Efficient \((\delta, \gamma)\)-Pattern-Matching with Don’t Cares

Yoan José Pinzén Ardila1, Manolis Christodoulakis2, Costas S. Tliopoulos2, Manal Mohamed2
1National University of Colombia Department of System Engineering and Industrial Engineering Ciudad Universitaria – Bogoté D.C.- Colombia Avenida Carrera 30 No 45-03
2King’s College London, Department of Computer Science, London WC2R 2LS, UK

Abstract

Here we consider string matching problems that arise naturally in applications to music retrieval. The \( \delta \)-Matching problem calculates, for a given text \( T_{1..n} \) and a pattern \( P_{1..m} \) on an alphabet of integers, the list of all indices \( \mathcal{I}_\delta = \{1 \leq i \leq n-m+1 : \max_{j=1}^m \{|P_j – T_{i+j-1}| \leq \delta\}\} \).

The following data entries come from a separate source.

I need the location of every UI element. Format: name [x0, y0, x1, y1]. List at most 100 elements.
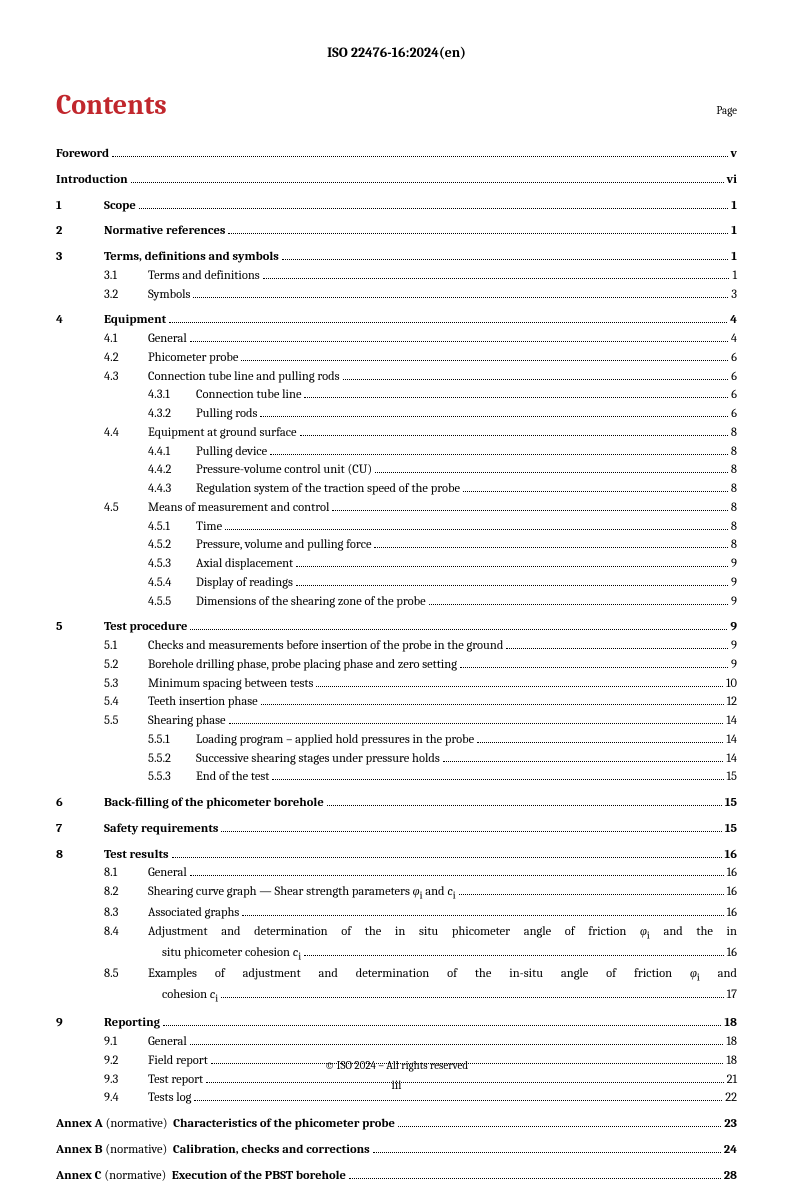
- toc-leader: [373, 1152, 721, 1153]
- toc-section: Forewordv: [56, 145, 737, 164]
- toc-section: 5Test procedure95.1Checks and measuremen…: [56, 618, 737, 787]
- toc-leader: [190, 629, 727, 630]
- toc-number: 9.1: [104, 1033, 148, 1052]
- toc-number: 4.5.1: [148, 518, 196, 537]
- toc-entry: 4Equipment4: [56, 311, 737, 330]
- toc-page: 14: [726, 750, 737, 769]
- toc-entry: Annex A (normative) Characteristics of t…: [56, 1115, 737, 1134]
- toc-entry: 5.2Borehole drilling phase, probe placin…: [56, 656, 737, 675]
- toc-page: 6: [731, 349, 737, 368]
- toc-page: 15: [727, 768, 737, 787]
- toc-entry: 4.4.2Pressure-volume control unit (CU)8: [56, 461, 737, 480]
- toc-text: Test results: [104, 846, 169, 865]
- toc-leader: [477, 742, 723, 743]
- toc-text: Display of readings: [196, 574, 293, 593]
- toc-entry: 4.5.1Time 8: [56, 518, 737, 537]
- toc-number: 6: [56, 794, 104, 813]
- toc-number: 3: [56, 248, 104, 267]
- toc-number: 9.4: [104, 1089, 148, 1108]
- contents-title: Contents: [56, 89, 167, 121]
- toc-text: Time: [196, 518, 222, 537]
- toc-entry: 6Back-filling of the phicometer borehole…: [56, 794, 737, 813]
- toc-page: 16: [727, 904, 737, 923]
- toc-section: 8Test results168.1General168.2Shearing c…: [56, 846, 737, 1008]
- toc-section: Annex A (normative) Characteristics of t…: [56, 1115, 737, 1134]
- toc-leader: [443, 761, 724, 762]
- toc-number: 4.5: [104, 499, 148, 518]
- toc-leader: [139, 208, 729, 209]
- toc-text: Terms, definitions and symbols: [104, 248, 279, 267]
- toc-page: 8: [731, 443, 737, 462]
- toc-leader: [300, 435, 728, 436]
- toc-text: Normative references: [104, 222, 225, 241]
- toc-page: 8: [731, 424, 737, 443]
- toc-entry-cont: situ phicometer cohesion ci16: [56, 944, 737, 965]
- toc-leader: [327, 805, 722, 806]
- toc-text: Means of measurement and control: [148, 499, 329, 518]
- toc-entry: 4.5.2Pressure, volume and pulling force8: [56, 536, 737, 555]
- toc-entry: 4.4.1Pulling device8: [56, 443, 737, 462]
- toc-entry: 5.5Shearing phase14: [56, 712, 737, 731]
- toc-leader: [225, 529, 728, 530]
- toc-entry: 4.5.3Axial displacement9: [56, 555, 737, 574]
- toc-page: 9: [731, 574, 737, 593]
- copyright-text: © ISO 2024 – All rights reserved: [0, 1059, 793, 1072]
- toc-section: Introductionvi: [56, 171, 737, 190]
- toc-section: 6Back-filling of the phicometer borehole…: [56, 794, 737, 813]
- toc-text: Annex B (normative) Calibration, checks …: [56, 1141, 370, 1160]
- toc-text: Pulling device: [196, 443, 267, 462]
- toc-page: 8: [731, 518, 737, 537]
- toc-text: Axial displacement: [196, 555, 293, 574]
- toc-leader: [316, 686, 723, 687]
- toc-leader: [375, 472, 728, 473]
- document-header: ISO 22476-16:2024(en): [56, 44, 737, 61]
- toc-entry: 4.1General4: [56, 330, 737, 349]
- toc-number: 4.3: [104, 368, 148, 387]
- toc-entry: 8.5Examples of adjustment and determinat…: [56, 965, 737, 986]
- toc-leader: [228, 233, 728, 234]
- toc-number: 5.5.3: [148, 768, 196, 787]
- toc-leader: [190, 1044, 724, 1045]
- title-row: Contents Page: [56, 89, 737, 121]
- toc-number: 8.2: [104, 883, 148, 902]
- toc-text: General: [148, 1033, 187, 1052]
- toc-leader: [131, 182, 724, 183]
- toc-leader: [194, 1100, 722, 1101]
- toc-entry: Annex C (normative) Execution of the PBS…: [56, 1167, 737, 1185]
- toc-text: Foreword: [56, 145, 109, 164]
- toc-entry: 9Reporting18: [56, 1014, 737, 1033]
- toc-text: Annex A (normative) Characteristics of t…: [56, 1115, 395, 1134]
- toc-leader: [304, 397, 728, 398]
- toc-leader: [260, 416, 728, 417]
- toc-page: vi: [727, 171, 737, 190]
- toc-page: 22: [725, 1089, 737, 1108]
- toc-text: Pulling rods: [196, 405, 257, 424]
- toc-text: Connection tube line and pulling rods: [148, 368, 340, 387]
- toc-text: Annex C (normative) Execution of the PBS…: [56, 1167, 346, 1185]
- toc-entry: 8.2Shearing curve graph — Shear strength…: [56, 883, 737, 904]
- toc-text: Equipment at ground surface: [148, 424, 297, 443]
- toc-text: Shearing curve graph — Shear strength pa…: [148, 883, 456, 904]
- toc-entry: 4.3.1Connection tube line6: [56, 386, 737, 405]
- toc-number: 8: [56, 846, 104, 865]
- toc-number: 5.4: [104, 693, 148, 712]
- toc-leader: [190, 875, 724, 876]
- toc-leader: [169, 322, 727, 323]
- toc-entry: 4.3Connection tube line and pulling rods…: [56, 368, 737, 387]
- toc-number: 1: [56, 197, 104, 216]
- toc-entry: 3.1Terms and definitions1: [56, 267, 737, 286]
- toc-entry: 9.1General18: [56, 1033, 737, 1052]
- toc-entry: 8.3Associated graphs16: [56, 904, 737, 923]
- toc-text: Successive shearing stages under pressur…: [196, 750, 440, 769]
- toc-entry: 3.2Symbols3: [56, 286, 737, 305]
- toc-page: 14: [726, 731, 737, 750]
- toc-leader: [221, 997, 723, 998]
- toc-text: Regulation system of the traction speed …: [196, 480, 460, 499]
- toc-page: 1: [731, 197, 737, 216]
- toc-entry: 4.5.4Display of readings9: [56, 574, 737, 593]
- toc-section: Annex B (normative) Calibration, checks …: [56, 1141, 737, 1160]
- toc-section: 7Safety requirements15: [56, 820, 737, 839]
- toc-page: 28: [724, 1167, 737, 1185]
- toc-page: 15: [725, 820, 737, 839]
- toc-page: 4: [730, 311, 737, 330]
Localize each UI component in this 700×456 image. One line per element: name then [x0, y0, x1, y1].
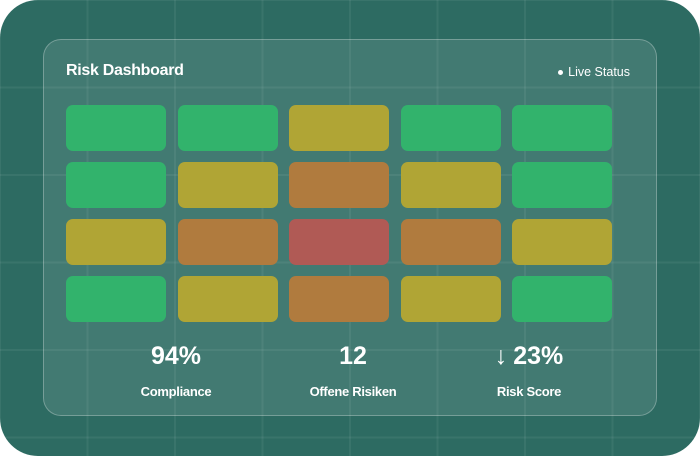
stat-value: 12 [339, 342, 367, 370]
heatmap-cell-high[interactable] [177, 219, 278, 265]
heatmap-cell-low[interactable] [512, 105, 612, 151]
stat-label: Risk Score [496, 384, 562, 399]
stat-open-risks: 12 Offene Risiken [263, 340, 443, 399]
heatmap-cell-medium[interactable] [512, 219, 612, 265]
stat-value: ↓ 23% [494, 342, 564, 370]
stat-label: Compliance [140, 384, 212, 399]
heatmap-cell-low[interactable] [177, 105, 278, 151]
heatmap-cell-low[interactable] [66, 105, 166, 151]
stat-risk-score: ↓ 23% Risk Score [439, 340, 619, 399]
status-dot-icon [558, 69, 564, 75]
heatmap-cell-high[interactable] [289, 162, 389, 208]
heatmap-cell-low[interactable] [66, 162, 166, 208]
heatmap-cell-critical[interactable] [289, 219, 389, 265]
risk-dashboard-card: Risk Dashboard Live Status 94% Complianc… [43, 39, 657, 416]
heatmap-cell-low[interactable] [400, 105, 501, 151]
live-status-label: Live Status [568, 65, 630, 79]
heatmap-cell-medium[interactable] [400, 276, 501, 322]
heatmap-cell-low[interactable] [512, 276, 612, 322]
live-status: Live Status [558, 65, 630, 79]
heatmap-cell-medium[interactable] [400, 162, 501, 208]
heatmap-cell-medium[interactable] [177, 162, 278, 208]
stat-compliance: 94% Compliance [86, 340, 266, 399]
heatmap-cell-high[interactable] [289, 276, 389, 322]
heatmap-cell-low[interactable] [66, 276, 166, 322]
heatmap-cell-medium[interactable] [66, 219, 166, 265]
heatmap-cell-high[interactable] [400, 219, 501, 265]
dashboard-title: Risk Dashboard [66, 62, 184, 79]
stat-label: Offene Risiken [309, 384, 397, 399]
risk-heatmap [66, 105, 612, 322]
heatmap-cell-low[interactable] [512, 162, 612, 208]
heatmap-cell-medium[interactable] [177, 276, 278, 322]
arrow-down-icon: ↓ [494, 342, 508, 370]
heatmap-cell-medium[interactable] [289, 105, 389, 151]
stat-value: 94% [150, 342, 202, 370]
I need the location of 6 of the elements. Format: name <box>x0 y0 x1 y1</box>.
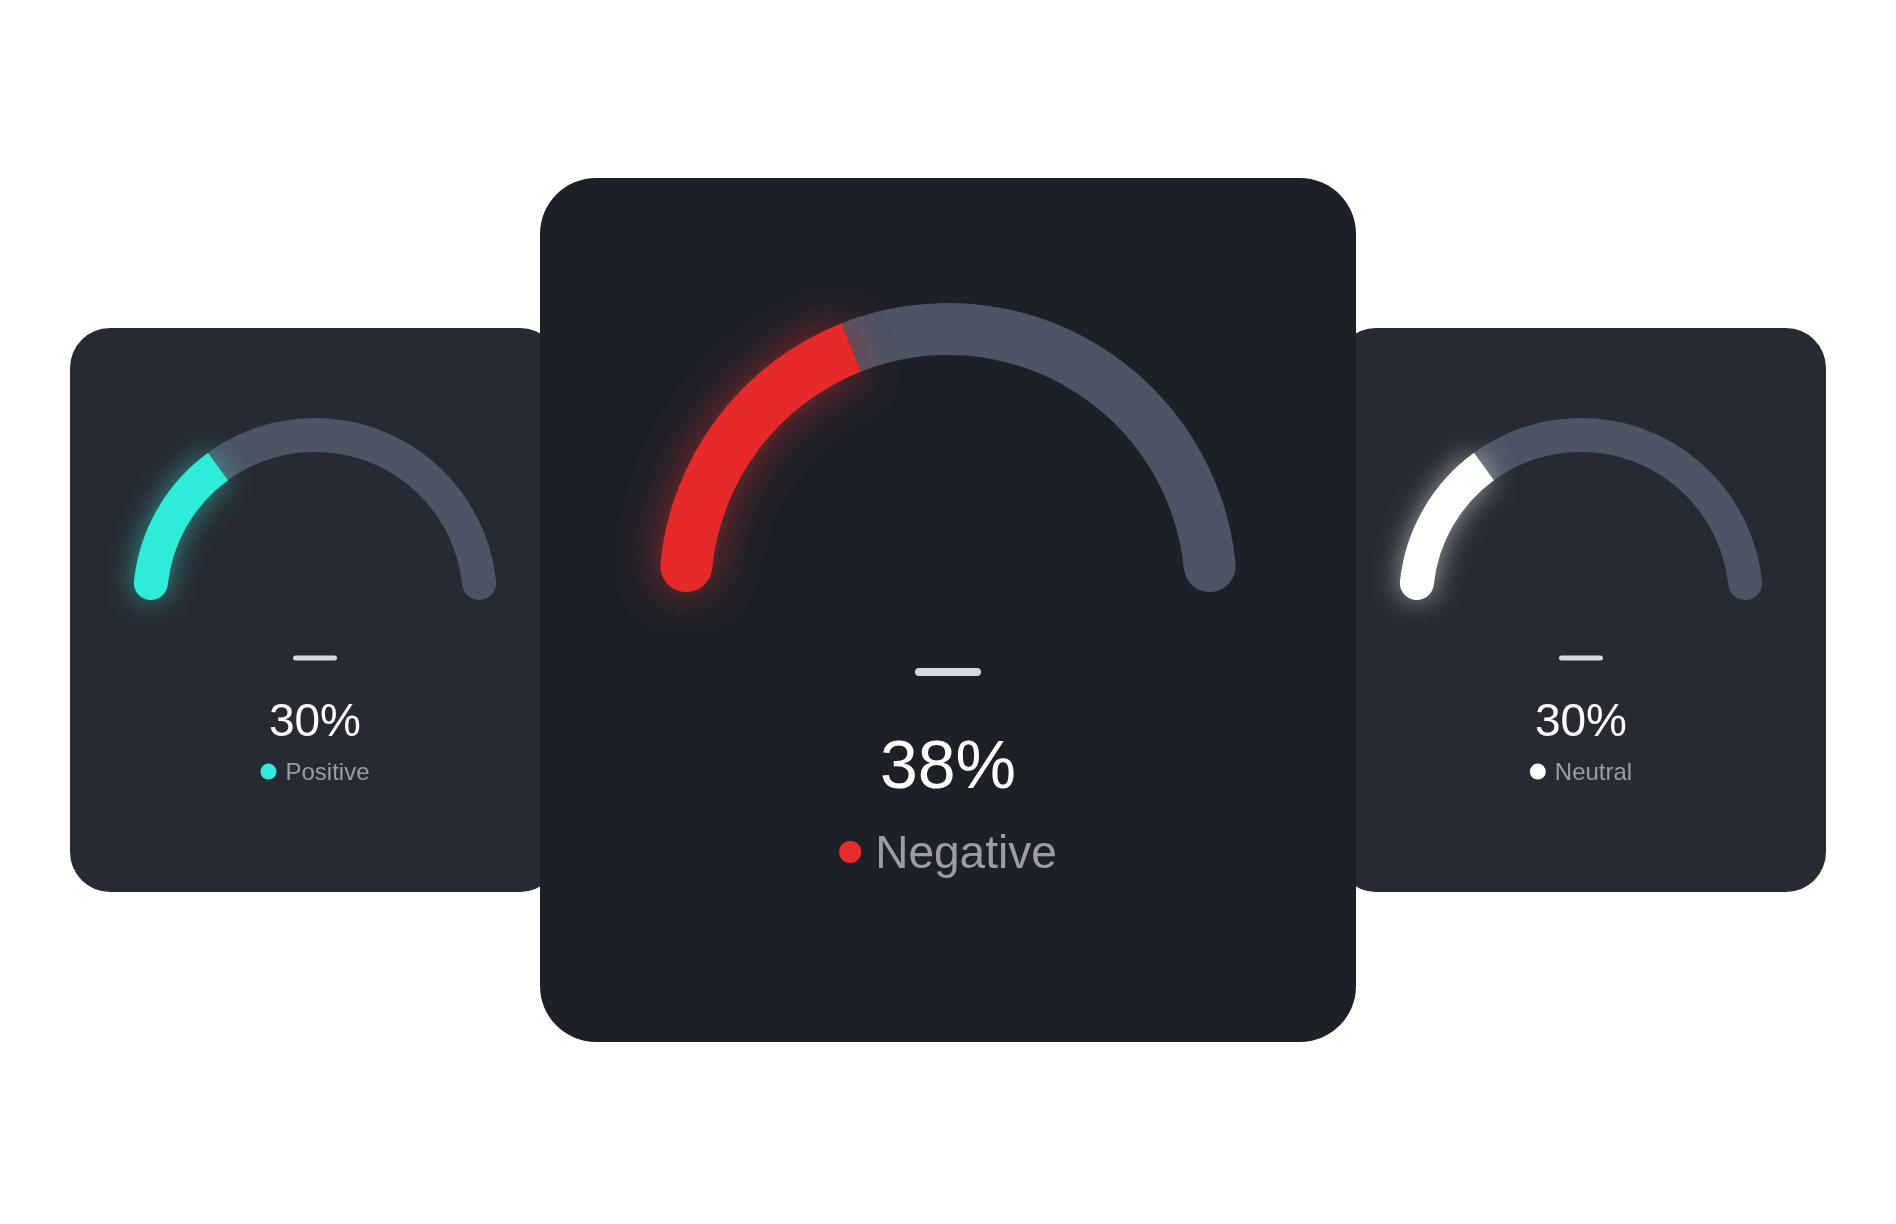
legend-label: Positive <box>285 758 370 785</box>
data-label: 30% <box>1534 694 1628 746</box>
legend-label: Neutral <box>1554 758 1633 785</box>
legend-label: Negative <box>875 826 1057 878</box>
data-label: 30% <box>268 694 362 746</box>
data-label: 38% <box>879 726 1017 802</box>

The \( \gamma \)-Matching problem computes, for given \( T \) and \( P \), the list of all indices \( \mathcal{I}_\gamma = \{1 \leq i \leq n-m+1 : \sum_{j=1}^m |P_j – T_{i+j-1}| \leq \gamma\} \). In this paper, we extend the current result on the different matching problems to handle the presence of “\emph{don’t care}” symbols. We present efficient algorithms that calculate \( \mathcal{I}_\delta \), \( \mathcal{I}_\gamma \), and \( \mathcal{I}_{(\delta,\gamma)} = \mathcal{I}_\delta \cap \mathcal{I}_\gamma \) for pattern \( P \) with occurrences of “don’t cares”.

Keywords: 5-matching; -y-matching; wildcard matching; music in- formation retrieval.